Quand on est de ceux-là, quand on se sent moins brute et moins féroce que la société où l'on est condamné à vivre et à mourir, il faut ou lutter corps à corps avec elle, ou s'en retirer tout à fait. J'ai fait l'un, je veux faire l'autre. J'ai vécu seul, méprisant l'activité d'autrui, et me lavant les mains devant Dieu des impuretés de la race humaine; à présent je veux vivre deux, et donner à un être semblable à moi le repos et la liberté qui m'ont été refusés de tous. Ce que j'ai amassé de force et d'indépendance durant toute une vie de solitude et de haine, je veux en faire profiter l'objet de mon affection, un être faible, opprimé, pauvre, et qui me devra tout; je veux lui donner un bonheur inconnu ici-bas; je veux, au nom de la société que je méprise, lui assurer les biens que la société refuse aux femmes. Je veux que la mienne soit un être noble, fier et sincère; telle que la nature l'a faite, je veux la conserver; je veux qu'elle n'ait jamais ni besoin ni envie de mentir. J'ai embrassé cette idée-là comme un but à ma triste et stérile existence, et je me persuade que, si je réussis, ma vie ne sera pas absolument perdue.

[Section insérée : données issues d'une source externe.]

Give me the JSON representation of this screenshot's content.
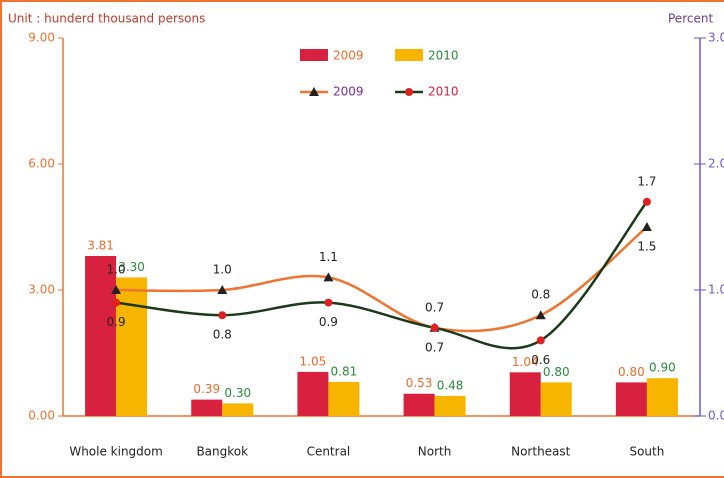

Ne souris pas, Sylvia; ce ne sera pas une petite chose, cela sera peut-être plus grand devant Dieu que les conquêtes d'Alexandre. J'y emploierai tout mon courage, toute ma force; j'y sacrifierai tout, s'il le faut: ma fortune, mon amour, et ce que les hommes appellent leur honneur; car je ne me dissimule pas les difficultés de mon entreprise et ce que la société y apportera d'obstacles. Je sais combien ses préjugés, sa jalousie, ses menaces, sa haine, entraveront mes pas et glaceront de terreur celle que j'ai prise par la main pour la faire marcher avec moi dans ce chemin désert; mais je surmonterai tout, je le sens, je le sais. Si mon courage faiblissait, ne serais-tu pas là pour me dire: «Jacques, souviens-toi de ce que tu a promis à Dieu?»
VII.
DE FERNANDE A CLÉMENCE
Tilly, leTu es une moqueuse; tu dis que j'imite le jargon des grognards, comme si j'avais composé dix vaudevilles; cependant tu dis que j'ai bien fait de te raconter tout cela; et moi aussi, je le pense, car te voilà à demi réconciliée avec Jacques; ce caractère froidement brave te plaît, et à moi donc!
J'ai suivi ton conseil, et je ne sais trop quelle conclusion je dois tirer de la conversation que j'ai eue avec les Borel. Je te la transmets, au risque d'être encore traitée de petite perruche: tu me diras ce que tu en penses.